I am perhaps limited in examples I have seen. One is www.dumpfile.com and the other is shmuel@shmuel.org Both are people I've talked to online and on the phone.

The first is more a true weblog, because no matter how dull or seemingly meaningless Bob's entries may be, at least you can tell he updates it regularly. You can tell it's something he comes back to here and there throughout a week, that it matters to him.

The second is seldom updated and is more aggrivating for me since I know the person enough to know that there's far more going on in his life than he has time to document. Being the closest thing to a cyberfriend, I check it regularly since it is the only way to be up to date on his life.

Both guys are net oriented in their jobs, and being so, are overcommitted and feel stuck often enough to warrant ranting on small scales to their personal site.

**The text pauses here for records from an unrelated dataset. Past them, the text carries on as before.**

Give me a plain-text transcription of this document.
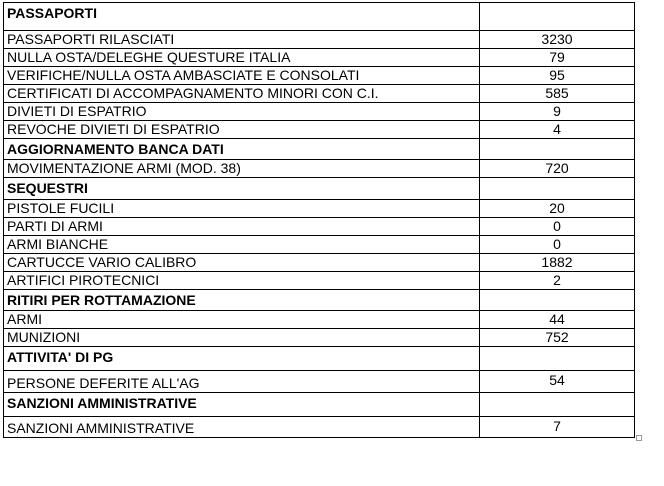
PASSAPORTI	
PASSAPORTI RILASCIATI	3230
NULLA OSTA/DELEGHE QUESTURE ITALIA	79
VERIFICHE/NULLA OSTA AMBASCIATE E CONSOLATI	95
CERTIFICATI DI ACCOMPAGNAMENTO MINORI CON C.I.	585
DIVIETI DI ESPATRIO	9
REVOCHE DIVIETI DI ESPATRIO	4
AGGIORNAMENTO BANCA DATI	
MOVIMENTAZIONE ARMI (MOD. 38)	720
SEQUESTRI	
PISTOLE FUCILI	20
PARTI DI ARMI	0
ARMI BIANCHE	0
CARTUCCE VARIO CALIBRO	1882
ARTIFICI PIROTECNICI	2
RITIRI PER ROTTAMAZIONE	
ARMI	44
MUNIZIONI	752
ATTIVITA' DI PG	
PERSONE DEFERITE ALL'AG	54
SANZIONI AMMINISTRATIVE	
SANZIONI AMMINISTRATIVE	7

I have a website also, but it is more a place to reflect than a weblog. I would say a weblog is a sort of voyeuristic diary where, unlike the 8th grade paper variety, you have admitted that you are old enough to not fear someone reading it; in fact, it's half-heartedly the one thing you're hoping for. In my negative opinion of where we are headed technologically, I'd say it's a way for humans to adjust to their environment while also never letting the human need to connect to be snuffed out completely.

Templeton {laurauhl@hotmail.com}


I suppose you could call my site a web log. I don't usually post about real life, but instead mix fiction and reality together, which becomes reality in itself. Sometimes you can't tell if I'm serious or just joking. Either way it's thoughts that come out of my head so it's a part of my being. I sometimes enjoy reading other people's web logs just because there are interesting people even if they don't make since. It's like a collective thought of people mixing together with a million voices and then sometimes it's just a blur. Then again, how can you tell that it is not real? Maybe it's more real than real life itself with just imagination. I like to complain.

James F. Douglas (AKA crakhousecowboy) {crak@ripebastard.com}

          

          
A weblog is an action:
  • I surf
  • I get impressed with some article I read.
  • I weblog it.
Hopefully, my readers will find the links useful. I know I will.